UK Officers believed woman had intentions to live under Sharia Law
Bradford mum jailed for flying children out to Syria
A 34-year-old woman from West Yorkshire – who cannot be named for legal reasons - has been sentenced to over five years in prison for child abduction offences.
The woman was stopped by the Turkish authorities last October, when it was believed that she had travelled with the intention of living under Daesh.
She was planning to travel on to Raqqa in Syria.
Following extensive enquiries, the mother was brought back to the UK after her suspicious husband alerted police. She was arrested after landing in Turkey where she was found with over £4000 in cash. The woman later pleaded guilty to child abduction offences.
Detective Chief Supt Clive Wain, Head of North East CTU said:
“The police together with partner agencies, including local authorities and education establishments, have a wide ranging strategy in place aimed at identifying, preventing and where necessary disrupting people who intend to travel to places such as Syria and parts of Iraq.
“These areas are dangerous and any person travelling to them is putting themselves and their children at risk. The reality of life in areas of conflict is far from the image that terrorist groups actively promote to women here in the UK.

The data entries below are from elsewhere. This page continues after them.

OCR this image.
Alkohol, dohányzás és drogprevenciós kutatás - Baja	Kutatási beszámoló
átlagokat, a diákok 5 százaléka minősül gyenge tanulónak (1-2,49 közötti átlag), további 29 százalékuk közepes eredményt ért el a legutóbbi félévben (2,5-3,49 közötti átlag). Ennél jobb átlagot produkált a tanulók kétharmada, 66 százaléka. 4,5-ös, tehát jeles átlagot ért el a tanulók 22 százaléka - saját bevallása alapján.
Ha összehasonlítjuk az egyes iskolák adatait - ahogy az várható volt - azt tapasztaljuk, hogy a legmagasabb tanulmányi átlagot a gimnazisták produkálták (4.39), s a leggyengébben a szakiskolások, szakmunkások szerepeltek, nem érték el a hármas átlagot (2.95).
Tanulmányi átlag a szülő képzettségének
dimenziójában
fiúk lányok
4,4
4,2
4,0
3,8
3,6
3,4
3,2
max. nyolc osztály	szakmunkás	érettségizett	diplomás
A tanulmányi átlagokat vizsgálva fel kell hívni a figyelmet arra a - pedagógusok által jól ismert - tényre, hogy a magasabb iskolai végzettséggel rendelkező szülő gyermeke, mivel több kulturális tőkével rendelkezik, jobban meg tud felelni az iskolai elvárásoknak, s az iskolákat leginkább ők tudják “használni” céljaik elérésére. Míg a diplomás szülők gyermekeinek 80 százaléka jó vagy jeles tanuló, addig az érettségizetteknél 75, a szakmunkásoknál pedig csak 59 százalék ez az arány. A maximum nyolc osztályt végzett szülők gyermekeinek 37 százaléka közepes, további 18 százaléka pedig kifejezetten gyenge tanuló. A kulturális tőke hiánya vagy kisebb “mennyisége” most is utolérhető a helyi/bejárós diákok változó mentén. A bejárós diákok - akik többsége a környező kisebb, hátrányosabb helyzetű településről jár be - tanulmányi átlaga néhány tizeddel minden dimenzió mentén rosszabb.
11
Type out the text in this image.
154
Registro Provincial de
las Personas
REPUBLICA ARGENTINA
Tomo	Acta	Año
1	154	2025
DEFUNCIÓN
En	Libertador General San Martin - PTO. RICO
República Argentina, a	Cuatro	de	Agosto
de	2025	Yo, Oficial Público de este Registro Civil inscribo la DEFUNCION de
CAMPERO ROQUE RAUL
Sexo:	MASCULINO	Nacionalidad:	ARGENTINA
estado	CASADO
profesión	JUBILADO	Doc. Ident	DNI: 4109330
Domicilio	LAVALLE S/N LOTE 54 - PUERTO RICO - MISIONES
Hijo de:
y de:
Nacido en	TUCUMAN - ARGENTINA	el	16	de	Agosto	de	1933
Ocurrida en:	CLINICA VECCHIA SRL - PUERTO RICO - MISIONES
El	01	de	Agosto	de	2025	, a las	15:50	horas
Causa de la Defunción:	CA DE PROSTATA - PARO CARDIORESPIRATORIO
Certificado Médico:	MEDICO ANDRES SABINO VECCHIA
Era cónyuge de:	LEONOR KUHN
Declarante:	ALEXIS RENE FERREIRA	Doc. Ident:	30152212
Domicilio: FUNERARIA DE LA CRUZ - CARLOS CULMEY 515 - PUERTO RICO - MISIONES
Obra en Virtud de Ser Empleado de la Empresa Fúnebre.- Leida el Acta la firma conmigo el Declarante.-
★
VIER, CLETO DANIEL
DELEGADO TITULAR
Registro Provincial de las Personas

DAC Helen Ball, Senior National Co-ordinator for Counter Terrorism, said: “Life under Daesh is no place for any child. Any mother who decides to take her children to live in a conflict zone is putting her family in grave danger. They are likely to witness extreme terror, become victims of violence, or, in some cases, be drawn into extremism and terrorism themselves.”
She continued: “I would urge families who have concerns that someone they love and care for may be considering travelling to come forward to the police or tell someone they trust in their local community about their fears so that, together, we can prevent further tragedies.”
Please contact police on 101 if you are concerned about someone travelling to, or returning from Syria.
The media can sometimes distort or exaggerate the truth, especially when there is a political agenda to promote. Asian Express walked around Bradford’s Bazaar to shop for sari’s, refresh ourselves with a cup of pink tea and - at the same time – ask market traders a pertinent question:
“How many people do you think have travelled to Syria to join Daesh over the past five years?”
According to statistics issued by the Home Office, the number is around 800 people, with 400 having returned back to UK shores. We wanted to find out if this figure was common knowledge to people on the street.
[Due to the delicate nature of the subject, names will remain anonymous].
“I don’t feel that there is enough clear evidence and information out there for me to make a solid statement on this matter.”
“It can’t be a huge number like what they say in the news. Maybe 20-30 people?”
“800 people is much higher than I expected.”
“People aren’t always going back to Syria with the intention to become a terrorist. Most are going back to visit their relatives whose homes and families have been destroyed in the war.”